I tried enabling the CDC events over the BQ Analytics table to publish an event to pub/sub topic and created a cloud function with event trigger on analytics table with append rows. Nothing is worked

Can you elaborate on what you tried and where you read about it?

Hi @kolban

Approach 1:

I tried creating a cloud function triggered on BigQuery with following eventarc trigger config

EventProvider: BigQuery

Event: google.cloud.bigquery.storage.v1.BigQueryWrite.AppendRows

Resource:Specific Resource --> gcpfpai.analytics_406317890.events_intraday_20240102 

I've used the above configuration by referring to documentation to trigger my cloud function where am writing the code to fetch the newly appended rows. 
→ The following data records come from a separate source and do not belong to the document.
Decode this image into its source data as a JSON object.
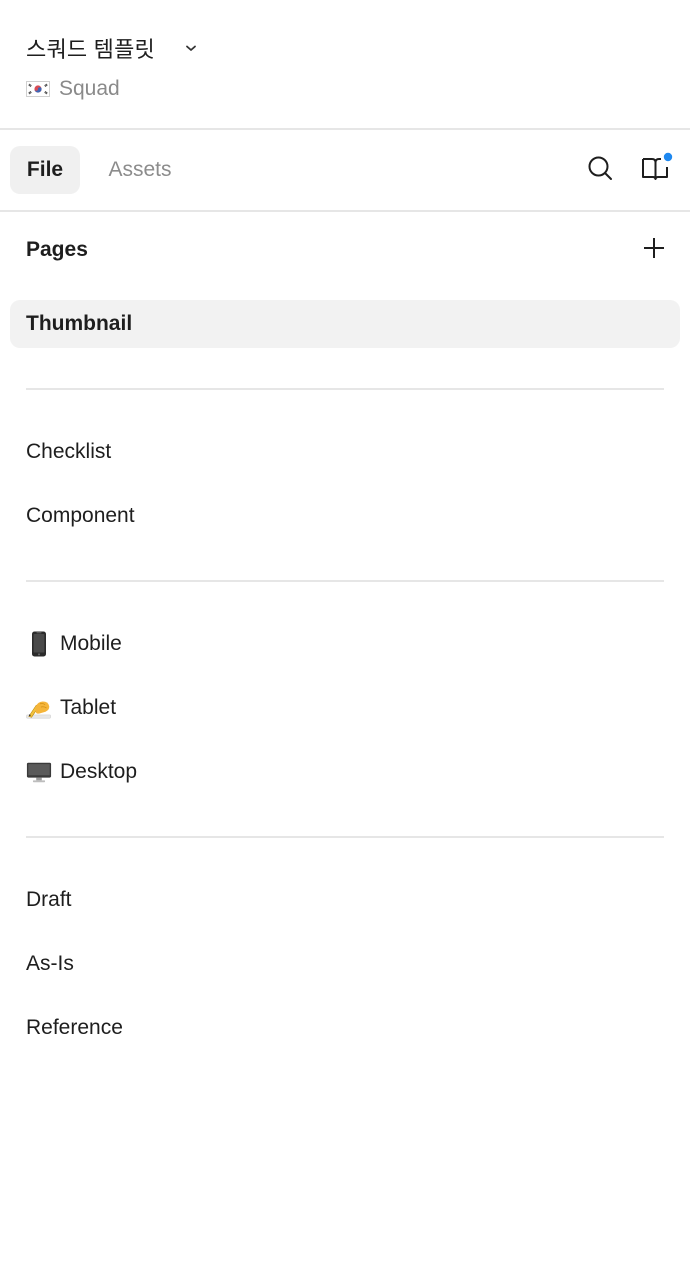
{
  "header": {
    "file_title": "스쿼드 템플릿",
    "project_name": "Squad",
    "project_flag_icon": "korea-flag-icon"
  },
  "tabs": [
    {
      "label": "File",
      "active": true
    },
    {
      "label": "Assets",
      "active": false
    }
  ],
  "toolbar": {
    "search_icon": "search-icon",
    "library_icon": "library-book-icon",
    "library_notification_color": "#1e88f0"
  },
  "pages": {
    "title": "Pages",
    "add_icon": "plus-icon",
    "items": [
      {
        "label": "Thumbnail",
        "selected": true
      },
      {
        "label": "Checklist"
      },
      {
        "label": "Component"
      },
      {
        "label": "Mobile",
        "icon": "mobile-phone-emoji-icon"
      },
      {
        "label": "Tablet",
        "icon": "writing-hand-emoji-icon"
      },
      {
        "label": "Desktop",
        "icon": "desktop-computer-emoji-icon"
      },
      {
        "label": "Draft"
      },
      {
        "label": "As-Is"
      },
      {
        "label": "Reference"
      }
    ]
  },
  "colors": {
    "selected_background": "#f2f2f2",
    "divider": "#e6e6e6",
    "muted_text": "#8a8a8a",
    "accent_blue": "#1e88f0"
  }
}
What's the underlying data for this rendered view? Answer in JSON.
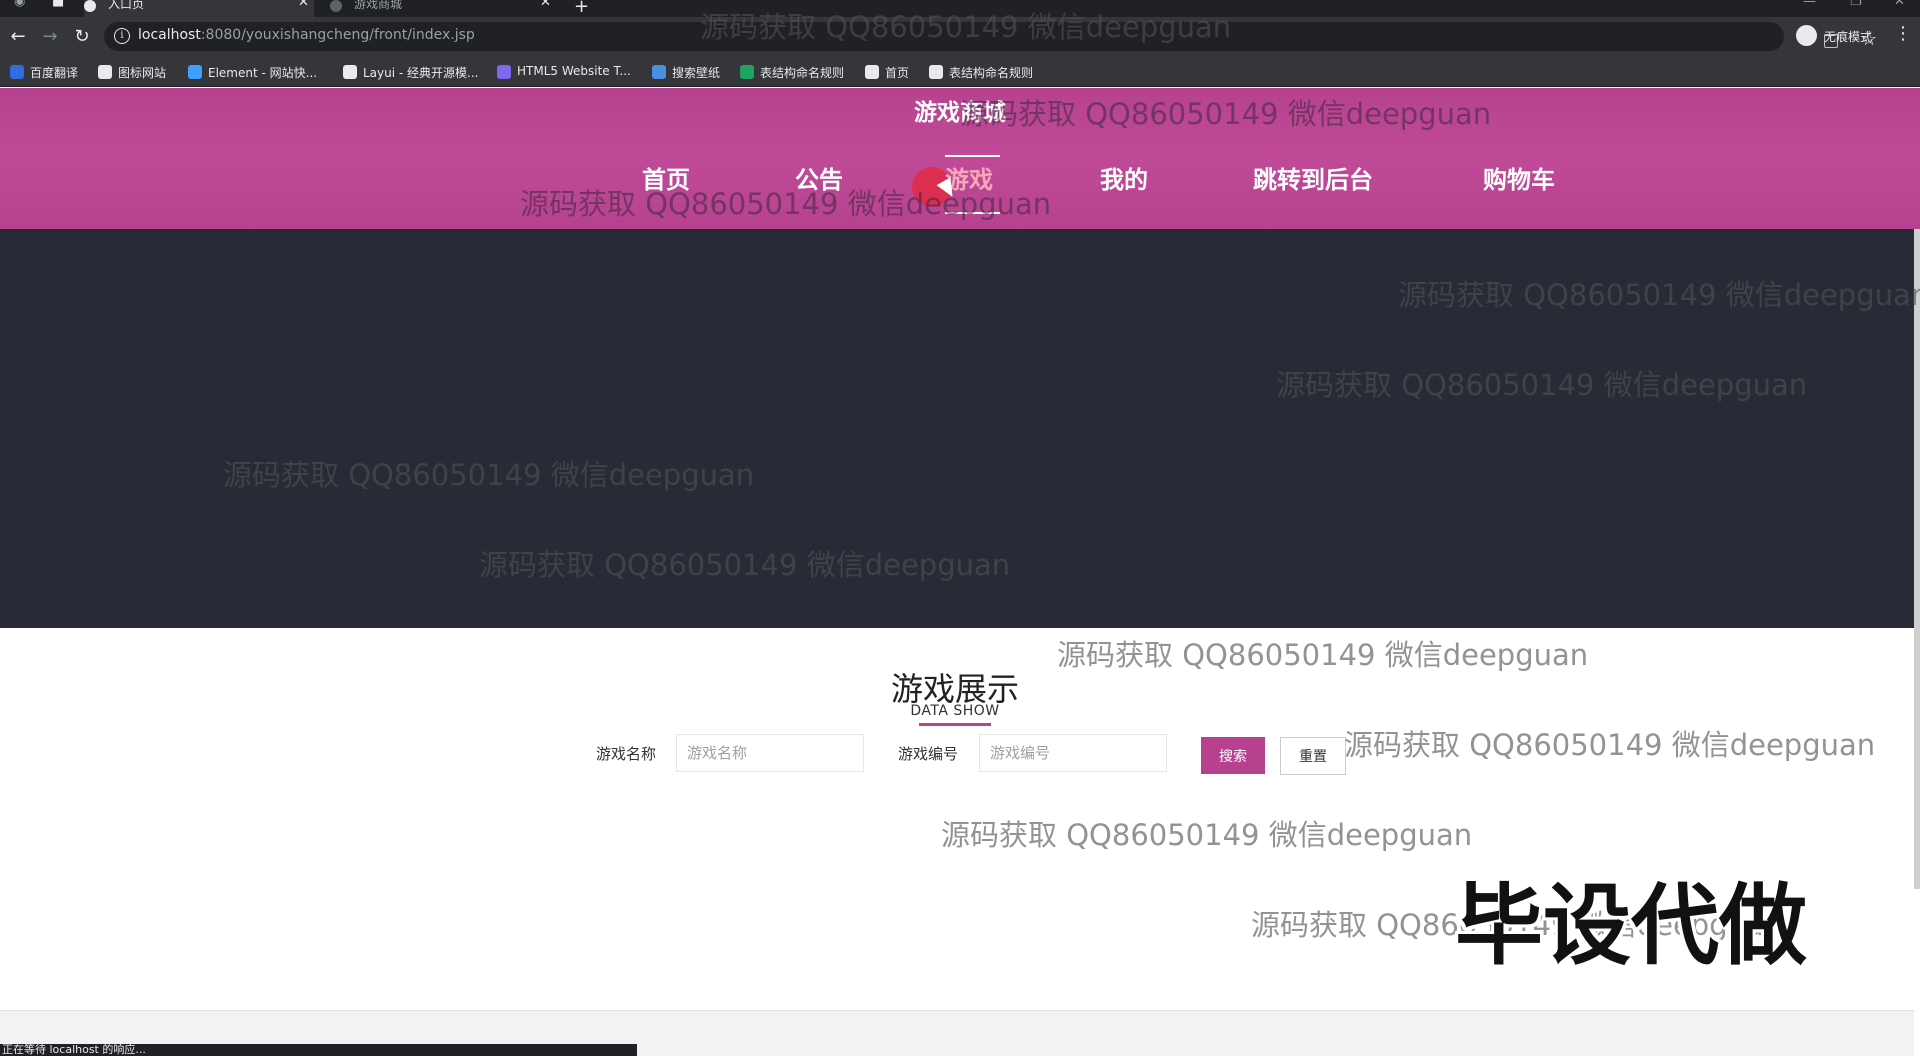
{
  "browser": {
    "tabs": [
      {
        "label": "入口页",
        "active": true
      },
      {
        "label": "游戏商城",
        "active": false
      }
    ],
    "url_host": "localhost",
    "url_rest": ":8080/youxishangcheng/front/index.jsp",
    "profile_label": "无痕模式",
    "bookmarks": [
      {
        "label": "百度翻译",
        "icon": "baidu-translate-icon",
        "color": "#2e6ce0"
      },
      {
        "label": "图标网站",
        "icon": "flag-icon",
        "color": "#e8eaed"
      },
      {
        "label": "Element - 网站快...",
        "icon": "element-icon",
        "color": "#409eff"
      },
      {
        "label": "Layui - 经典开源模...",
        "icon": "layui-icon",
        "color": "#e8eaed"
      },
      {
        "label": "HTML5 Website T...",
        "icon": "html5-icon",
        "color": "#7b68ee"
      },
      {
        "label": "搜索壁纸",
        "icon": "wallpaper-icon",
        "color": "#4a90e2"
      },
      {
        "label": "表结构命名规则",
        "icon": "sheet-icon",
        "color": "#1ea362"
      },
      {
        "label": "首页",
        "icon": "globe-icon",
        "color": "#e8eaed"
      },
      {
        "label": "表结构命名规则",
        "icon": "globe-icon",
        "color": "#e8eaed"
      }
    ],
    "status_text": "正在等待 localhost 的响应..."
  },
  "site": {
    "title": "游戏商城",
    "nav": [
      {
        "label": "首页",
        "active": false
      },
      {
        "label": "公告",
        "active": false
      },
      {
        "label": "游戏",
        "active": true
      },
      {
        "label": "我的",
        "active": false
      },
      {
        "label": "跳转到后台",
        "active": false
      },
      {
        "label": "购物车",
        "active": false
      }
    ],
    "accent_color": "#b6428f"
  },
  "section": {
    "title": "游戏展示",
    "subtitle": "DATA SHOW"
  },
  "filters": {
    "name_label": "游戏名称",
    "name_placeholder": "游戏名称",
    "code_label": "游戏编号",
    "code_placeholder": "游戏编号",
    "search_label": "搜索",
    "reset_label": "重置"
  },
  "watermarks": {
    "text": "源码获取 QQ86050149 微信deepguan",
    "stamp": "毕设代做"
  }
}
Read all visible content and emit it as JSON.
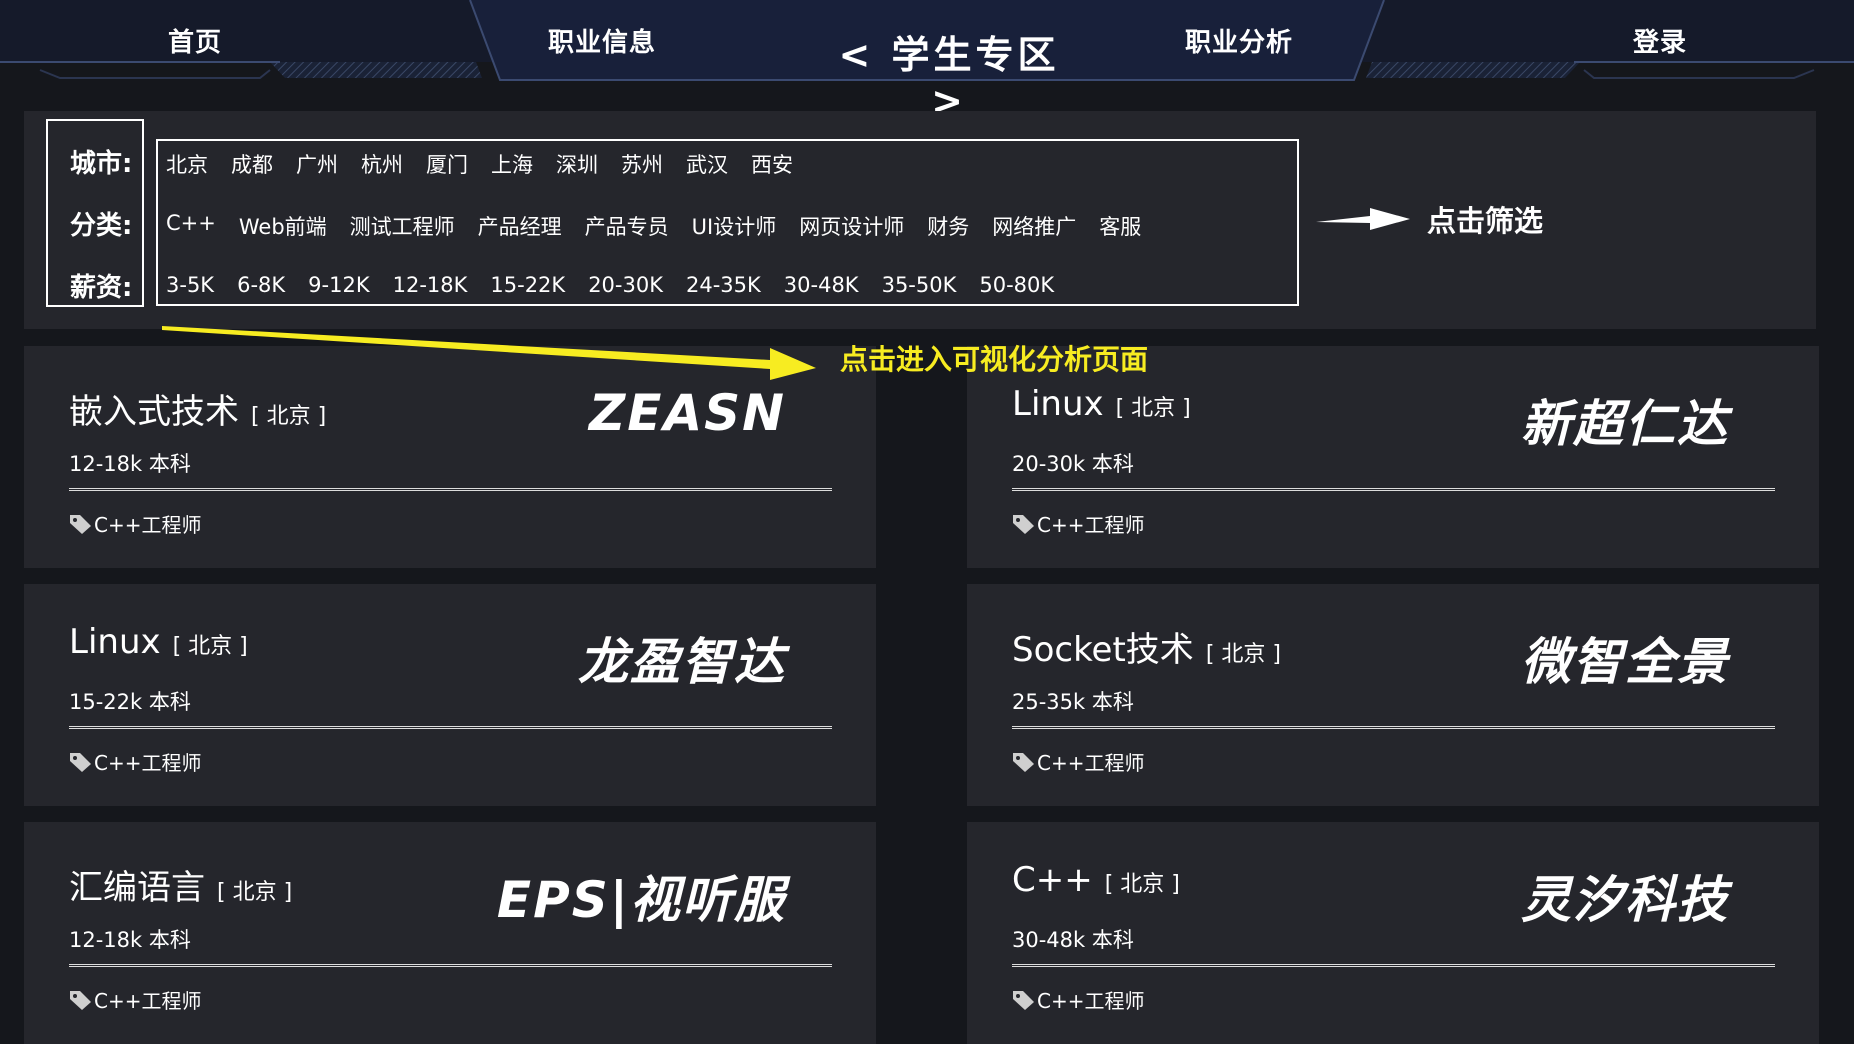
{
  "nav": {
    "home": "首页",
    "job_info": "职业信息",
    "title": "< 学生专区 >",
    "job_analysis": "职业分析",
    "login": "登录"
  },
  "filter": {
    "city_label": "城市:",
    "category_label": "分类:",
    "salary_label": "薪资:",
    "cities": [
      "北京",
      "成都",
      "广州",
      "杭州",
      "厦门",
      "上海",
      "深圳",
      "苏州",
      "武汉",
      "西安"
    ],
    "categories": [
      "C++",
      "Web前端",
      "测试工程师",
      "产品经理",
      "产品专员",
      "UI设计师",
      "网页设计师",
      "财务",
      "网络推广",
      "客服"
    ],
    "salaries": [
      "3-5K",
      "6-8K",
      "9-12K",
      "12-18K",
      "15-22K",
      "20-30K",
      "24-35K",
      "30-48K",
      "35-50K",
      "50-80K"
    ]
  },
  "annotations": {
    "filter_hint": "点击筛选",
    "visual_hint": "点击进入可视化分析页面"
  },
  "jobs": [
    {
      "title": "嵌入式技术",
      "city": "[ 北京 ]",
      "meta": "12-18k  本科",
      "tag": "C++工程师",
      "company": "ZEASN"
    },
    {
      "title": "Linux",
      "city": "[ 北京 ]",
      "meta": "20-30k  本科",
      "tag": "C++工程师",
      "company": "新超仁达"
    },
    {
      "title": "Linux",
      "city": "[ 北京 ]",
      "meta": "15-22k  本科",
      "tag": "C++工程师",
      "company": "龙盈智达"
    },
    {
      "title": "Socket技术",
      "city": "[ 北京 ]",
      "meta": "25-35k  本科",
      "tag": "C++工程师",
      "company": "微智全景"
    },
    {
      "title": "汇编语言",
      "city": "[ 北京 ]",
      "meta": "12-18k  本科",
      "tag": "C++工程师",
      "company": "EPS|视听服"
    },
    {
      "title": "C++",
      "city": "[ 北京 ]",
      "meta": "30-48k  本科",
      "tag": "C++工程师",
      "company": "灵汐科技"
    }
  ],
  "colors": {
    "background": "#15171c",
    "panel": "#25262c",
    "nav": "#151a2a",
    "highlight": "#f7ec21"
  }
}
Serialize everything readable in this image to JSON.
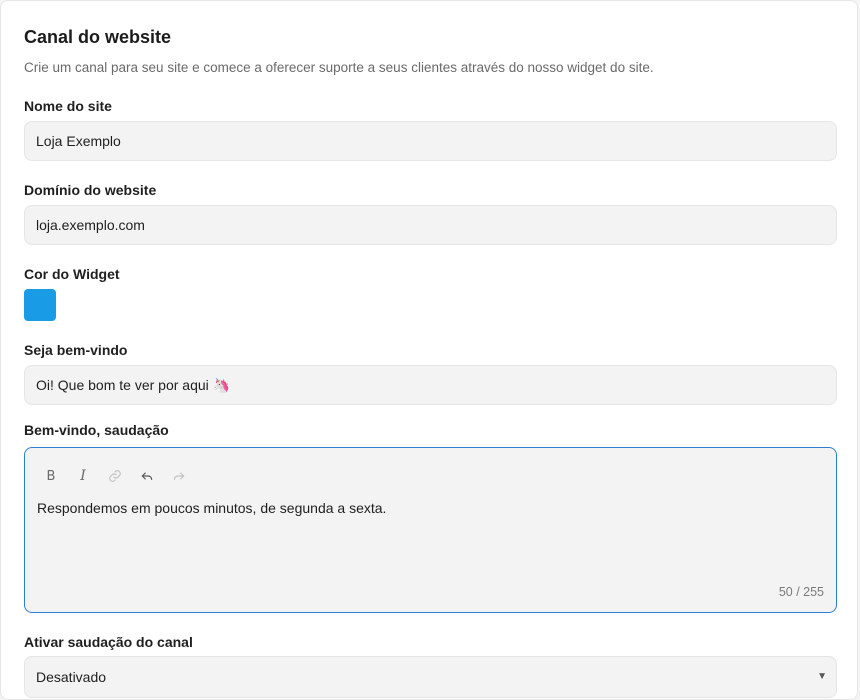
{
  "form": {
    "title": "Canal do website",
    "description": "Crie um canal para seu site e comece a oferecer suporte a seus clientes através do nosso widget do site.",
    "site_name": {
      "label": "Nome do site",
      "value": "Loja Exemplo"
    },
    "domain": {
      "label": "Domínio do website",
      "value": "loja.exemplo.com"
    },
    "widget_color": {
      "label": "Cor do Widget",
      "color": "#1a9be6"
    },
    "welcome_title": {
      "label": "Seja bem-vindo",
      "value": "Oi! Que bom te ver por aqui 🦄"
    },
    "welcome_greeting": {
      "label": "Bem-vindo, saudação",
      "toolbar": {
        "bold": "B",
        "italic": "I",
        "link": "link-icon",
        "undo": "undo-icon",
        "redo": "redo-icon"
      },
      "text": "Respondemos em poucos minutos, de segunda a sexta.",
      "counter": "50 / 255"
    },
    "channel_greeting": {
      "label": "Ativar saudação do canal",
      "value": "Desativado"
    }
  }
}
Approach 2: I execute the following bash command to automatically refresh the data in materialized from my analytics table which in turn publish an event to pub/sub topic still this didn't worked as expected

Create Materialize View & Enable CDC Events
# Set project ID and GA4 property ID
project_id="xxxxx"
ga4_property_id="YYYYY"


# Define the CDC stream topic
stream_topic="projects/gcpfpai/topics/ReadRealTimev4"

# Enable BigQuery as the sink for the CDC stream
bq update --destination_dataset="analytics_406317890" \
--destination_table="events_intraday_20240102_view" \
--write_disposition=WRITE_APPEND \
--materialized_view=MATERIALIZED_VIEW_FULL \
"projects/gcpfpai/topics/ReadRealTimev4"

# Start streaming data to the separate table
bq query --use_legacy_sql=false \
'CREATE OR REPLACE MATERIALIZED VIEW `gcpfpai.analytics_406317890.events_intraday_20240102_view`
OPTIONS(enable_refresh = true, refresh_interval_minutes = 1) AS
SELECT * FROM `gcpfpai.analytics_406317890.events_intraday_20240102`'

Hey @chittemp 

I’m working on a similar problem and haven’t found a solution for it yet. Were you able to get this working?

The reason I have to use BigQuery as source is because GA4 only exports to bigquery.

I have integrated my Shopify site with GA4 and setup streaming data export from GA4 to bigquery. I wanna make use of this streaming data for a downstream application.

Any other suggestions would be really helpful!